Allá afuera, la niebla cubría el bosque; aquí y allá se oía el aleteo de algunos pájaros para volar hacia la brumosa cima de la montaña. El rostro del niño tras el fuego titilante parecía endurecerse, envejeciendo prematuramente. "Mi madre lo ha pasado mal, desde que falleció mi padre, me crio sola", murmuró el niño. "Luego se volvió a casar, nacieron mis dos hermanos menores y, por desgracia, mi tío tuvo un accidente y tuvo que quedarse en casa. Mi madre trabajaba duro sola; a las tres de la mañana iba al muelle a esperar a que llegaran los barcos pesqueros, luego iba al mercado a vender hasta el anochecer. Ahora tiene que criarnos a los tres, darle medicinas a mi tío... Decidí dejar la escuela y seguir a los tíos al bosque a recoger leña...". En ese momento, el niño lloró. "¿No dijiste nada?". "Lloró, me dijo que volviera a la escuela, ya tenía suficientes problemas sola". El guarda forestal lo acercó más y le acarició el pelo agrio y desaliñado. «Escucha, ahora vuelve con tu madre y tu hermano, luego tienes que volver a la escuela. Tienes que estudiar. ¡Vuelve a casa, que tu madre no se preocupe! Estoy aquí, ven a visitarme de vez en cuando». El niño asintió levemente, se agachó para cargar el saco sobre su hombro, antes de darse la vuelta, miró al guarda forestal con una profunda gratitud en los ojos.

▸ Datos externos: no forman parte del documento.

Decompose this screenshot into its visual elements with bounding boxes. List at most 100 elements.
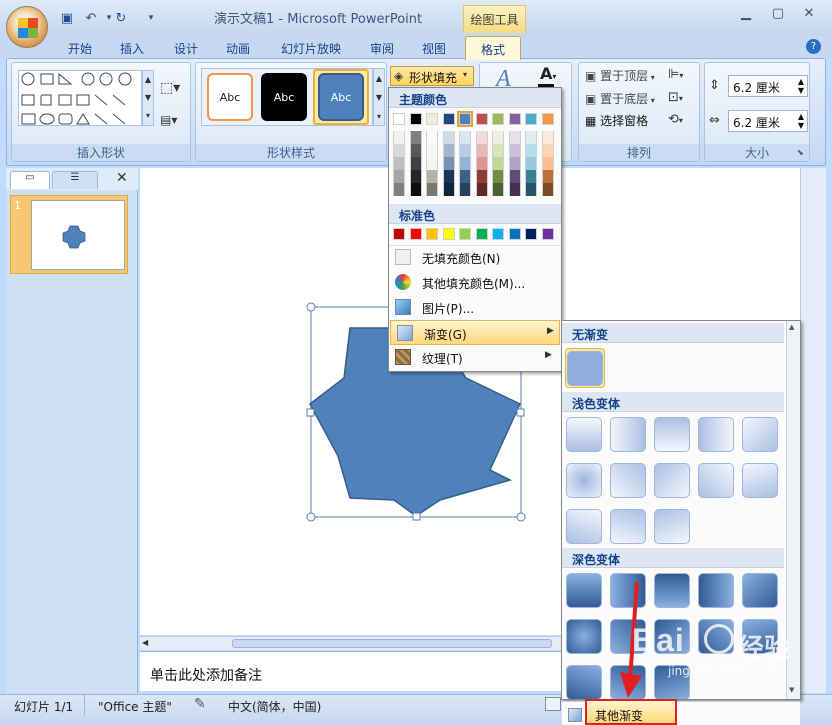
theme-color-shade-swatch[interactable] bbox=[426, 131, 438, 144]
theme-color-shade-swatch[interactable] bbox=[525, 157, 537, 170]
standard-color-swatch[interactable] bbox=[525, 228, 537, 240]
tab-animations[interactable]: 动画 bbox=[224, 38, 252, 58]
light-gradient-option[interactable] bbox=[654, 417, 690, 452]
theme-color-shade-swatch[interactable] bbox=[508, 144, 521, 157]
theme-color-shade-swatch[interactable] bbox=[459, 144, 471, 157]
tab-view[interactable]: 视图 bbox=[420, 38, 448, 58]
theme-color-shade-swatch[interactable] bbox=[541, 170, 554, 183]
theme-color-shade-swatch[interactable] bbox=[492, 144, 504, 157]
theme-color-shade-swatch[interactable] bbox=[492, 131, 504, 144]
shape-gallery[interactable] bbox=[18, 70, 142, 126]
standard-color-swatch[interactable] bbox=[442, 228, 455, 240]
theme-color-shade-swatch[interactable] bbox=[525, 144, 537, 157]
scroll-down-icon[interactable]: ▼ bbox=[789, 686, 794, 694]
theme-color-swatch[interactable] bbox=[457, 111, 473, 127]
standard-color-swatch[interactable] bbox=[541, 228, 554, 240]
spelling-check-icon[interactable]: ✎ bbox=[194, 696, 206, 712]
close-icon[interactable]: ✕ bbox=[795, 4, 823, 23]
theme-color-shade-swatch[interactable] bbox=[541, 183, 554, 196]
standard-color-swatch[interactable] bbox=[409, 228, 422, 240]
theme-color-shade-swatch[interactable] bbox=[442, 170, 455, 183]
text-box-icon[interactable]: ▤▾ bbox=[160, 113, 184, 129]
theme-color-shade-swatch[interactable] bbox=[393, 170, 405, 183]
customize-icon[interactable]: ▾ bbox=[142, 9, 160, 27]
theme-color-shade-swatch[interactable] bbox=[393, 144, 405, 157]
size-dialog-launcher-icon[interactable]: ⬊ bbox=[797, 148, 804, 157]
more-gradients-item[interactable]: 其他渐变(M)... bbox=[585, 699, 677, 725]
text-fill-icon[interactable]: A▾ bbox=[540, 64, 556, 83]
tab-home[interactable]: 开始 bbox=[66, 38, 94, 58]
texture-item[interactable]: 纹理(T) ▶ bbox=[389, 345, 561, 370]
rotate-icon[interactable]: ⟲▾ bbox=[668, 112, 683, 127]
height-spinner-icon[interactable]: ▲ ▼ bbox=[798, 77, 804, 95]
theme-color-shade-swatch[interactable] bbox=[525, 131, 537, 144]
theme-color-shade-swatch[interactable] bbox=[393, 131, 405, 144]
theme-color-shade-swatch[interactable] bbox=[508, 157, 521, 170]
theme-color-swatch[interactable] bbox=[508, 113, 521, 125]
light-gradient-option[interactable] bbox=[698, 463, 734, 498]
shape-gallery-scroll[interactable]: ▲ ▼ ▾ bbox=[142, 70, 154, 126]
office-button[interactable] bbox=[6, 6, 48, 48]
theme-color-shade-swatch[interactable] bbox=[442, 157, 455, 170]
theme-color-swatch[interactable] bbox=[409, 113, 422, 125]
theme-color-shade-swatch[interactable] bbox=[426, 157, 438, 170]
theme-color-shade-swatch[interactable] bbox=[508, 131, 521, 144]
edit-shape-icon[interactable]: ⬚▾ bbox=[160, 80, 184, 96]
theme-color-shade-swatch[interactable] bbox=[492, 183, 504, 196]
close-pane-icon[interactable]: ✕ bbox=[116, 170, 128, 186]
theme-color-shade-swatch[interactable] bbox=[459, 131, 471, 144]
slides-tab-icon[interactable]: ▭ bbox=[10, 171, 50, 189]
scroll-up-icon[interactable]: ▲ bbox=[789, 323, 794, 331]
group-objects-icon[interactable]: ⊡▾ bbox=[668, 90, 683, 105]
more-fill-colors-item[interactable]: 其他填充颜色(M)... bbox=[389, 270, 561, 295]
theme-color-shade-swatch[interactable] bbox=[541, 144, 554, 157]
theme-color-shade-swatch[interactable] bbox=[525, 170, 537, 183]
theme-color-shade-swatch[interactable] bbox=[459, 183, 471, 196]
tab-design[interactable]: 设计 bbox=[172, 38, 200, 58]
theme-color-swatch[interactable] bbox=[393, 113, 405, 125]
theme-color-swatch[interactable] bbox=[525, 113, 537, 125]
standard-color-swatch[interactable] bbox=[459, 228, 471, 240]
theme-color-shade-swatch[interactable] bbox=[475, 157, 488, 170]
theme-color-shade-swatch[interactable] bbox=[459, 170, 471, 183]
height-input[interactable]: 6.2 厘米 ▲ ▼ bbox=[728, 75, 808, 97]
dark-gradient-option[interactable] bbox=[566, 573, 602, 608]
theme-color-swatch[interactable] bbox=[475, 113, 488, 125]
picture-item[interactable]: 图片(P)... bbox=[389, 295, 561, 320]
theme-color-swatch[interactable] bbox=[492, 113, 504, 125]
theme-color-shade-swatch[interactable] bbox=[409, 144, 422, 157]
style-option-orange[interactable]: Abc bbox=[207, 73, 253, 121]
light-gradient-option[interactable] bbox=[610, 417, 646, 452]
no-fill-item[interactable]: 无填充颜色(N) bbox=[389, 245, 561, 270]
light-gradient-option[interactable] bbox=[654, 463, 690, 498]
theme-color-shade-swatch[interactable] bbox=[475, 144, 488, 157]
light-gradient-option[interactable] bbox=[698, 417, 734, 452]
gradient-item[interactable]: 渐变(G) ▶ bbox=[390, 320, 560, 345]
theme-color-shade-swatch[interactable] bbox=[409, 170, 422, 183]
light-gradient-option[interactable] bbox=[566, 417, 602, 452]
theme-color-shade-swatch[interactable] bbox=[492, 157, 504, 170]
theme-color-shade-swatch[interactable] bbox=[442, 183, 455, 196]
vertical-scrollbar[interactable] bbox=[800, 168, 826, 693]
theme-color-shade-swatch[interactable] bbox=[459, 157, 471, 170]
theme-color-shade-swatch[interactable] bbox=[409, 157, 422, 170]
theme-color-shade-swatch[interactable] bbox=[541, 157, 554, 170]
theme-color-shade-swatch[interactable] bbox=[525, 183, 537, 196]
maximize-icon[interactable]: ▢ bbox=[764, 4, 792, 23]
dark-gradient-option[interactable] bbox=[566, 665, 602, 699]
theme-color-shade-swatch[interactable] bbox=[442, 131, 455, 144]
theme-color-shade-swatch[interactable] bbox=[426, 170, 438, 183]
standard-color-swatch[interactable] bbox=[508, 228, 521, 240]
save-icon[interactable]: ▣ bbox=[58, 9, 76, 27]
outline-tab-icon[interactable]: ☰ bbox=[52, 171, 98, 189]
theme-color-shade-swatch[interactable] bbox=[508, 183, 521, 196]
dark-gradient-option[interactable] bbox=[566, 619, 602, 654]
standard-color-swatch[interactable] bbox=[492, 228, 504, 240]
light-gradient-option[interactable] bbox=[654, 509, 690, 544]
light-gradient-option[interactable] bbox=[610, 463, 646, 498]
standard-color-swatch[interactable] bbox=[426, 228, 438, 240]
theme-color-shade-swatch[interactable] bbox=[426, 183, 438, 196]
help-icon[interactable]: ? bbox=[806, 39, 821, 54]
dark-gradient-option[interactable] bbox=[698, 573, 734, 608]
redo-icon[interactable]: ↻ bbox=[112, 9, 130, 27]
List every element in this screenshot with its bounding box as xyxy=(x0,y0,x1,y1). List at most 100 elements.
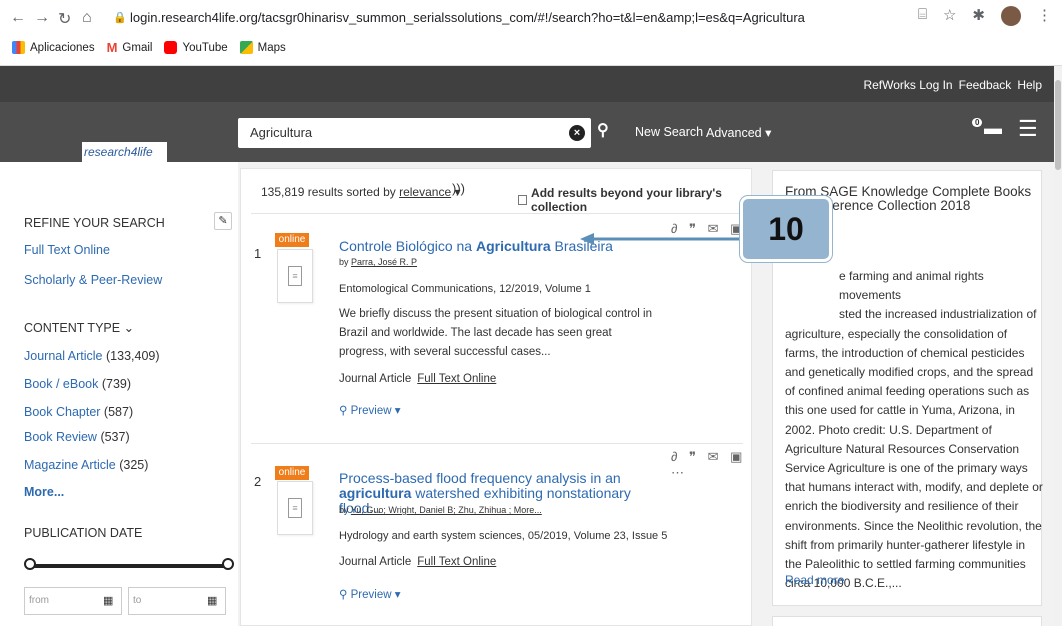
clear-search-icon[interactable]: × xyxy=(569,125,585,141)
scrollbar-thumb[interactable] xyxy=(1055,80,1061,170)
rss-icon[interactable]: ))) xyxy=(452,181,465,196)
avatar[interactable] xyxy=(1001,6,1021,26)
author-link[interactable]: Parra, José R. P xyxy=(351,257,417,267)
search-value: Agricultura xyxy=(250,125,313,140)
document-icon[interactable]: ≡ xyxy=(277,481,313,535)
kebab-menu-icon[interactable]: ⋮ xyxy=(1037,6,1052,26)
content-type-book-chapter[interactable]: Book Chapter (587) xyxy=(24,405,133,419)
bookmark-label: Maps xyxy=(257,41,286,54)
result-format: Journal Article Full Text Online xyxy=(339,373,496,385)
bookmark-apps[interactable]: Aplicaciones xyxy=(12,41,95,54)
advanced-search-dropdown[interactable]: Advanced ▾ xyxy=(706,125,771,140)
bookmark-label: Aplicaciones xyxy=(30,41,95,54)
divider xyxy=(251,213,743,214)
filter-full-text-online[interactable]: Full Text Online xyxy=(24,243,110,257)
format-label: Journal Article xyxy=(339,373,412,385)
checkbox[interactable] xyxy=(518,195,528,205)
address-bar[interactable]: 🔒 login.research4life.org/tacsgr0hinaris… xyxy=(110,5,880,31)
extensions-icon[interactable]: ✱ xyxy=(972,6,985,26)
content-type-label: Magazine Article xyxy=(24,458,116,472)
new-search-link[interactable]: New Search xyxy=(635,125,703,139)
home-icon[interactable]: ⌂ xyxy=(82,9,92,27)
reload-icon[interactable]: ↻ xyxy=(58,9,71,29)
gmail-icon: M xyxy=(106,40,118,55)
youtube-icon xyxy=(164,41,178,54)
second-card xyxy=(772,616,1042,626)
feedback-link[interactable]: Feedback xyxy=(959,78,1012,92)
calendar-icon[interactable]: ▦ xyxy=(207,594,217,607)
bookmarks-bar: Aplicaciones M Gmail YouTube Maps xyxy=(12,40,286,55)
title-highlight: Agricultura xyxy=(475,238,551,254)
saved-items-folder[interactable]: 0 ▬ xyxy=(972,118,1002,139)
title-part: Process-based flood frequency analysis i… xyxy=(339,470,621,486)
back-icon[interactable]: ← xyxy=(10,9,26,27)
card-text-line: e farming and animal rights movements xyxy=(839,269,984,303)
browser-chrome: ← → ↻ ⌂ 🔒 login.research4life.org/tacsgr… xyxy=(0,0,1062,66)
author-link[interactable]: Yu, Guo; Wright, Daniel B; Zhu, Zhihua ;… xyxy=(351,505,542,515)
full-text-link[interactable]: Full Text Online xyxy=(417,556,496,568)
preview-toggle[interactable]: ⚲ Preview ▾ xyxy=(339,587,401,601)
help-link[interactable]: Help xyxy=(1017,78,1042,92)
by-label: by xyxy=(339,257,349,267)
title-part: Controle Biológico na xyxy=(339,238,476,254)
bookmark-gmail[interactable]: M Gmail xyxy=(107,40,153,55)
search-icon[interactable]: ⚲ xyxy=(597,120,609,140)
date-slider-end-handle[interactable] xyxy=(222,558,234,570)
apps-icon xyxy=(12,41,25,54)
full-text-link[interactable]: Full Text Online xyxy=(417,373,496,385)
search-input[interactable]: Agricultura × xyxy=(238,118,591,148)
bookmark-label: Gmail xyxy=(122,41,153,54)
annotation-arrow xyxy=(580,233,740,245)
read-more-link[interactable]: Read more xyxy=(785,573,844,587)
bookmark-youtube[interactable]: YouTube xyxy=(164,41,228,54)
hamburger-menu-icon[interactable]: ☰ xyxy=(1018,116,1038,142)
top-links: RefWorks Log In Feedback Help xyxy=(863,78,1042,92)
content-type-count: (133,409) xyxy=(106,349,160,363)
result-number: 2 xyxy=(254,474,262,489)
divider xyxy=(251,443,743,444)
star-icon[interactable]: ☆ xyxy=(943,6,956,26)
result-abstract: We briefly discuss the present situation… xyxy=(339,308,653,358)
content-type-count: (537) xyxy=(100,430,130,444)
results-count-text: 135,819 results sorted by xyxy=(261,185,396,199)
forward-icon[interactable]: → xyxy=(34,9,50,27)
result-tools[interactable]: ∂ ❞ ✉ ▣ ⋯ xyxy=(671,449,753,481)
refworks-link[interactable]: RefWorks Log In xyxy=(863,78,952,92)
filter-scholarly-peer-review[interactable]: Scholarly & Peer-Review xyxy=(24,273,162,287)
content-type-count: (587) xyxy=(103,405,134,419)
maps-icon xyxy=(239,41,253,54)
url-text: login.research4life.org/tacsgr0hinarisv_… xyxy=(130,10,805,25)
content-type-count: (325) xyxy=(119,458,149,472)
preview-toggle[interactable]: ⚲ Preview ▾ xyxy=(339,403,401,417)
content-type-count: (739) xyxy=(101,377,132,391)
content-type-book-review[interactable]: Book Review (537) xyxy=(24,430,130,444)
more-content-types-link[interactable]: More... xyxy=(24,485,64,499)
by-label: by xyxy=(339,505,349,515)
sort-dropdown[interactable]: relevance xyxy=(399,185,451,199)
browser-toolbar: ⌸ ☆ ✱ ⋮ xyxy=(918,6,1052,26)
content-type-heading[interactable]: CONTENT TYPE ⌄ xyxy=(24,320,134,335)
annotation-callout: 10 xyxy=(740,196,832,262)
result-source: Entomological Communications, 12/2019, V… xyxy=(339,283,591,295)
publication-date-heading: PUBLICATION DATE xyxy=(24,526,143,540)
content-type-magazine-article[interactable]: Magazine Article (325) xyxy=(24,458,148,472)
result-source: Hydrology and earth system sciences, 05/… xyxy=(339,530,668,542)
beyond-collection-checkbox[interactable]: Add results beyond your library's collec… xyxy=(518,186,751,214)
date-slider-track[interactable] xyxy=(30,564,228,568)
content-type-journal-article[interactable]: Journal Article (133,409) xyxy=(24,349,160,363)
result-title[interactable]: Controle Biológico na Agricultura Brasil… xyxy=(339,239,613,254)
preview-label: Preview xyxy=(350,589,392,601)
content-type-book-ebook[interactable]: Book / eBook (739) xyxy=(24,377,131,391)
document-icon[interactable]: ≡ xyxy=(277,249,313,303)
bookmark-maps[interactable]: Maps xyxy=(239,41,286,54)
content-type-label: Journal Article xyxy=(24,349,103,363)
content-type-label: Book Chapter xyxy=(24,405,101,419)
research4life-logo[interactable]: research4life xyxy=(82,142,167,162)
calendar-icon[interactable]: ▦ xyxy=(103,594,113,607)
refine-heading: REFINE YOUR SEARCH xyxy=(24,216,165,230)
format-label: Journal Article xyxy=(339,556,412,568)
date-slider-start-handle[interactable] xyxy=(24,558,36,570)
translate-icon[interactable]: ⌸ xyxy=(918,6,927,26)
edit-pencil-icon[interactable]: ✎ xyxy=(214,212,232,230)
logo-text: research4life xyxy=(84,145,153,159)
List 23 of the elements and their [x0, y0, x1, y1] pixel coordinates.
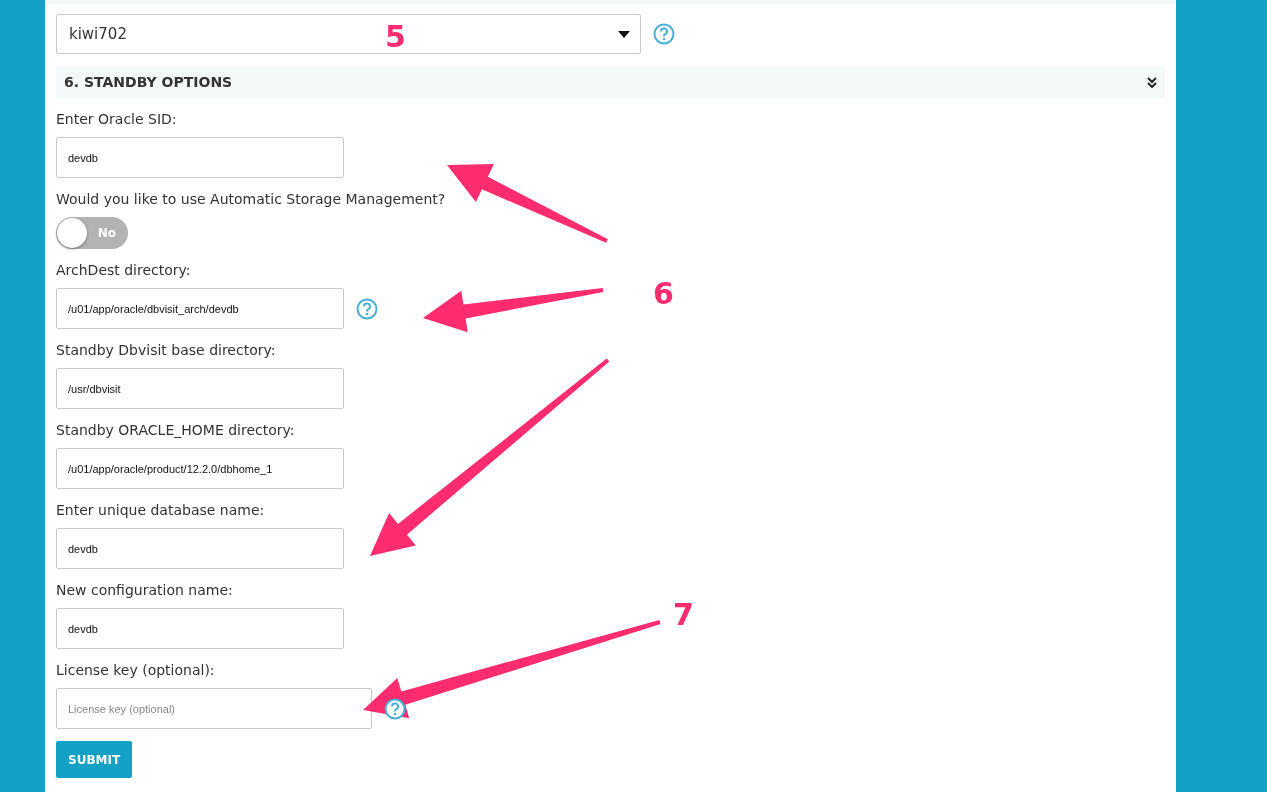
help-icon[interactable] — [356, 297, 378, 320]
callout-number: 5 — [385, 19, 406, 54]
text-input[interactable]: /u01/app/oracle/product/12.2.0/dbhome_1 — [56, 448, 344, 489]
text-input[interactable]: /usr/dbvisit — [56, 368, 344, 409]
chevron-icon — [1147, 76, 1157, 88]
caret-icon — [618, 30, 630, 38]
text-input[interactable]: License key (optional) — [56, 688, 372, 729]
text-input[interactable]: devdb — [56, 608, 344, 649]
text-input[interactable]: devdb — [56, 137, 344, 178]
field-label: Would you like to use Automatic Storage Management? — [56, 190, 447, 208]
field-label: ArchDest directory: — [56, 261, 192, 279]
field-label: License key (optional): — [56, 661, 216, 679]
field-label: Standby ORACLE_HOME directory: — [56, 421, 296, 439]
field-label: Enter Oracle SID: — [56, 110, 178, 128]
text-input[interactable]: devdb — [56, 528, 344, 569]
field-label: New configuration name: — [56, 581, 234, 599]
callout-number: 7 — [673, 597, 694, 632]
text-input[interactable]: /u01/app/oracle/dbvisit_arch/devdb — [56, 288, 344, 329]
section-header[interactable]: 6. STANDBY OPTIONS — [56, 66, 1165, 98]
field-label: Enter unique database name: — [56, 501, 266, 519]
callout-number: 6 — [653, 276, 674, 311]
field-label: Standby Dbvisit base directory: — [56, 341, 277, 359]
help-icon[interactable] — [653, 23, 675, 45]
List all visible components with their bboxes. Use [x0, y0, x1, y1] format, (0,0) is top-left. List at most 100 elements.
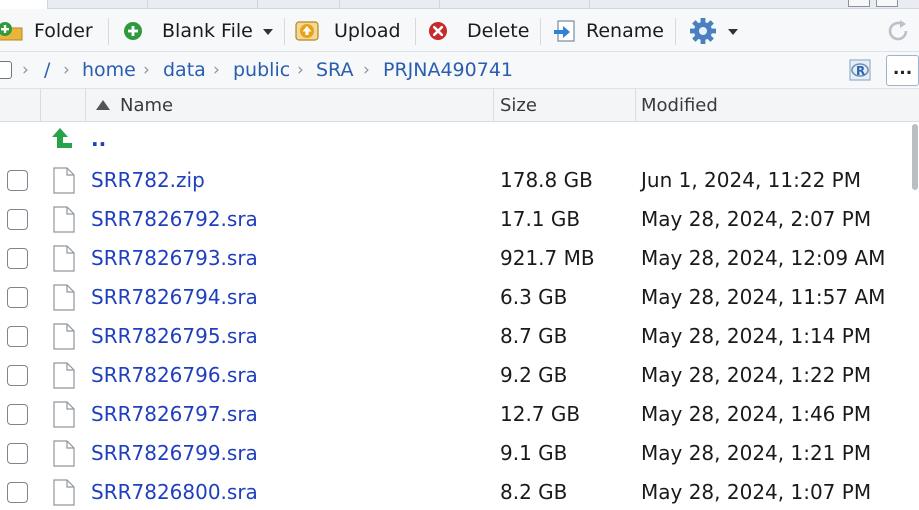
new-folder-label: Folder — [34, 19, 93, 42]
more-actions-button[interactable] — [688, 9, 738, 52]
breadcrumb-sra[interactable]: SRA — [316, 52, 354, 89]
delete-icon — [427, 20, 449, 42]
file-icon — [53, 284, 75, 311]
size-column-label: Size — [500, 95, 537, 116]
file-size: 8.2 GB — [500, 480, 568, 504]
upload-label: Upload — [334, 19, 401, 42]
size-column-header[interactable]: Size — [494, 89, 636, 122]
modified-column-label: Modified — [641, 95, 718, 116]
tab-help[interactable] — [258, 0, 340, 9]
row-checkbox[interactable] — [7, 482, 28, 503]
breadcrumb-data[interactable]: data — [163, 52, 206, 89]
file-modified: Jun 1, 2024, 11:22 PM — [641, 168, 861, 192]
file-name-link[interactable]: SRR7826796.sra — [91, 356, 258, 395]
vertical-scrollbar[interactable] — [912, 124, 918, 190]
refresh-icon — [884, 17, 912, 45]
tab-files[interactable] — [0, 0, 48, 9]
chevron-right-icon: › — [297, 60, 304, 80]
modified-column-header[interactable]: Modified — [636, 89, 919, 122]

El niño bajó la colina, su pequeña sombra escabulléndose por la ladera. Tras él, el saco de leña seca parecía oprimir su delgada espalda; el peso hacía que sus pasos se desviaran como un barco descargando mercancías en el muelle. El guarda forestal observó su sombra, con una sonrisa llorosa en el rostro. Al pie de la ladera, el niño se giró y saludó con la mano. A lo lejos, pero el guarda forestal aún podía ver sus ojos brillar como el sol que asomaba tras las nubes.